The first study, by the North Carolina Rural Health Research Program, "found that changing payment policies, methods, and conditions to support outpatient services is a key to rural hospitals’ financial sustainability," Carey reports. "Researchers found that hospitals that focus their budgets on the services their communities are actually using are more financially successful. The study found that the typical rural hospital gets nearly 75% of its revenue from outpatient services.
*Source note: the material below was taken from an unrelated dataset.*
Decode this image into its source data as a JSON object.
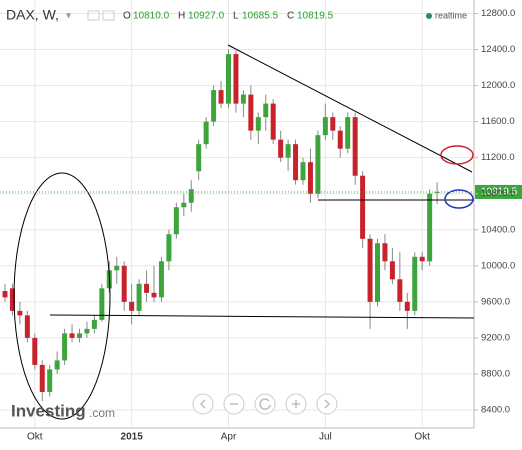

By focusing their budgets on those services, as opposed to spending more money on what it needs to provide inpatient services, a rural hospital can improve its financial situation."
The second study found that "financially struggling hospitals are more successful if they affiliate themselves with another health-care facility," Carey reports. "Between 2007 and 2019, the percentage of rural hospitals in financial distress increased from 25% to 30%, the study said. Looking at 2,237 rural hospitals operating in 2007, the study found that 140 had closed by 2019. Of those, the proportion that affiliated with another hospital increased from just over 31% in 2007 to nearly 47% in 2019. Among the financially distressed hospitals in 2007, those affiliated with another hospital had a lower risk of closure."
However, financially stable hospitals were more likely to close if they affiliated with other health-care organizations, possibly because less-solvent affiliates helped drain their reserves, Carey reports.